The 1966 coup was followed by the bloodless coup of 1972, led by General Kutu Acheampong. His principle as a trained soldier and officer was to avoid spilling blood at all costs. But when the time came, he and at least eight of those senior officers of his government were shot like dogs, including General FWK Akuffo who got rid of Acheampong with the aim of restoring civil rule to the country. These fine officers and gentlemen all died solely for their role in coups.
Many soldiers who took part in that pusche in 1979 also died by the gun, having helped Rawlings, a single penniless person, to come to power. Apart from his three months of the terror which saw many soldiers face the gun or imprisoned, most of those who were persecuted and killed comprised those he used to grab power. To wit, after they installed a powerless guy with no authority in power, he turned on them and killed and destroyed them all.
We saw the same MO play out in December of 1981. Within a short period of less than two years, the blood of those soldiers who helped Rawlings to power was wantonly spilled, with most his accomplices fleeing the country.

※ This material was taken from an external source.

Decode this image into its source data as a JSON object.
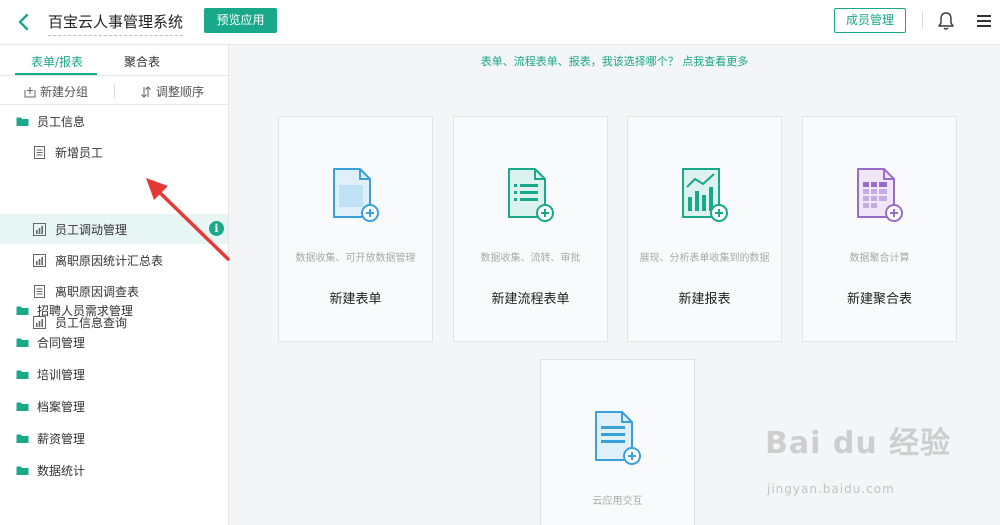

Gyiwa, Akatapore, Adubuga, come to mind.
Ironically, no civilians faced the firing squad, and very few faced exile, far below the rate at which these soldiers themselves were killed or driven out of the country.
It follows therefore that more soldiers have died in coups than the number that has died in any action protecting the country. If the soldiers organize to overthrow the government, it doesn’t augur well for them. Because they put their lives on the line for a single ambitious individual who later turns around to squander their lives. Nothing comes of their toil to usurp the civil authority, and in the end, they suffer the bane of their own rebellion and waste their lives and that of their families for their treasonable adventurism.
So that all that the military should do to create their own internal restraint and awareness is to refer to their own history of political involvement, to count their casualties in coups. And thereafter publish the names of those dead imprisoned or exiled or destroyed due to coups. If they take time to post the pictures of those fine colleagues that became the casualties of coup….or even those whose lives were destroyed…..if they count the whereabouts of these people’s children and their families right now, they should be able to ask, “What was it all about?”
Nobody had time to save the soldiers from themselves. And nobody has to beg or coach or persuade or convince them to stay in their barracks. They always have the choice to do whatever they want to do. But it suffices to state here that a person of average intelligence seeks his best interest and acts to protect themselves. They have sworn an oath to protect their country with their lives. And that imposes on them a duty that is higher than their own survival. But nobody is asking them to hallucinate that there is any redemptive purpose beyond this oath. Nobody has asked that a Messiah emerges from their midst to aid the country to do right.
If they leave their duties to create chaos via coups, they will install a monster who will cannibalize their ranks. And in the end, they will become their own fallen victims of their own treasonable adventurism.
Nobody will fall as casualties of coups, except the soldiers themselves.